Break downs are common, and on two of my three bus journeys we have broken down. The first time was something to do with the electrics and the second time was that the suspension broke. Fortunately the drivers (there are always two) double as mechanics and both times we were back on the road within 30 mins. It seems that no matter how serious the problem these guys can get it sorted with ease and minimal tools.

Blog_5-2(the internal view of the bus above, note the tv at the front)

It was interesting seeing peoples reaction to me on the busses, on each journey I had a continual rotation of people in the seat next to me, at one point a mother and very cute and playful baby, and at another a very drunk man. The person who stayed the longest was a middle aged woman who fell asleep, her head landing on my shoulder where it stayed for over 8 hours, me needing a wee more and more but not having the heart to wake her up at any of the frequent wee stops.
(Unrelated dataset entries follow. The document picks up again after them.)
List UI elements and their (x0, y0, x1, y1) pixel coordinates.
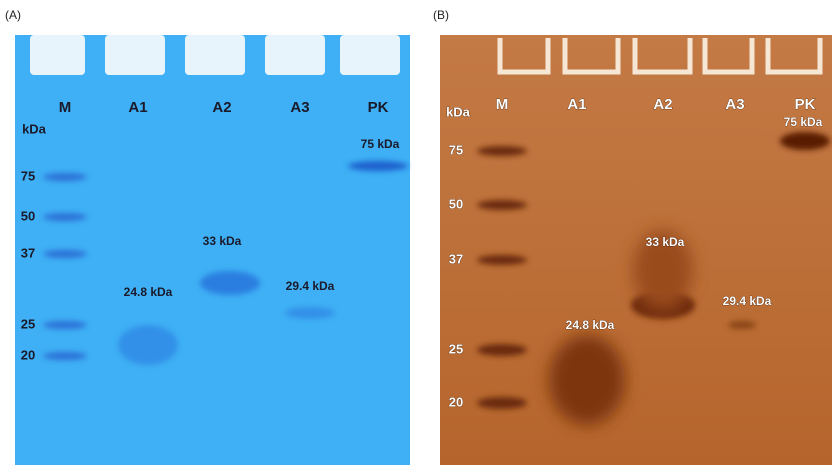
lane-label: A1 (567, 96, 586, 113)
panel-b: (B) M A1 A2 A3 PK kDa 75 50 37 25 20 75 … (433, 8, 832, 465)
figure: (A) M A1 A2 A3 PK kDa 75 50 37 25 20 75 … (0, 0, 832, 465)
band-label: 29.4 kDa (286, 279, 335, 293)
marker-label: 20 (449, 394, 463, 409)
lane-label: PK (368, 99, 389, 116)
band-label: 33 kDa (646, 235, 685, 249)
band-label: 33 kDa (203, 234, 242, 248)
marker-label: 20 (21, 347, 35, 362)
lane-label: A3 (290, 99, 309, 116)
lane-label: A3 (725, 96, 744, 113)
lane-label: M (59, 99, 72, 116)
panel-label: (A) (5, 8, 21, 22)
band-label: 24.8 kDa (124, 285, 173, 299)
band-label: 75 kDa (784, 115, 823, 129)
unit-label: kDa (446, 104, 471, 119)
lane-label: M (496, 96, 509, 113)
marker-label: 37 (21, 245, 35, 260)
lane-label: A2 (653, 96, 672, 113)
band-label: 75 kDa (361, 137, 400, 151)
marker-label: 50 (21, 208, 35, 223)
band-label: 29.4 kDa (723, 294, 772, 308)
marker-label: 25 (21, 316, 35, 331)
marker-label: 50 (449, 196, 463, 211)
lane-label: A1 (128, 99, 147, 116)
marker-label: 37 (449, 251, 463, 266)
panel-a: (A) M A1 A2 A3 PK kDa 75 50 37 25 20 75 … (5, 8, 410, 465)
lane-label: PK (795, 96, 816, 113)
band-label: 24.8 kDa (566, 318, 615, 332)
panel-label: (B) (433, 8, 449, 22)
marker-label: 25 (449, 341, 463, 356)
lane-label: A2 (212, 99, 231, 116)
marker-label: 75 (449, 142, 463, 157)
marker-label: 75 (21, 168, 35, 183)
unit-label: kDa (22, 121, 47, 136)
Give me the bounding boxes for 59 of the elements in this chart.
Briefly stopping in UB I continued on to Ullistai where I spent time living with a lovely local family. It was fascinating to see more of the’ true’ Mongolian life that I had experienced whilst riding but never stayed in one place long enough to really understand. It was grat to get an insight into such a considered and thught out, yet simple and relaxed way of life. I’m going to hold you in suspense for the details of such a life for my next blog.


(Enjoying the view from the top of the mountain. The pole next to me is an Ovoo, a Buddhist/ Shaman shrine with the blue cloth representing the sky gods)

In the mean time, I am still here having the time of my life. Loving the experiences, the people and the stories. But at the same time I’m looking forward to returning to the UK, and a good cup of tea!!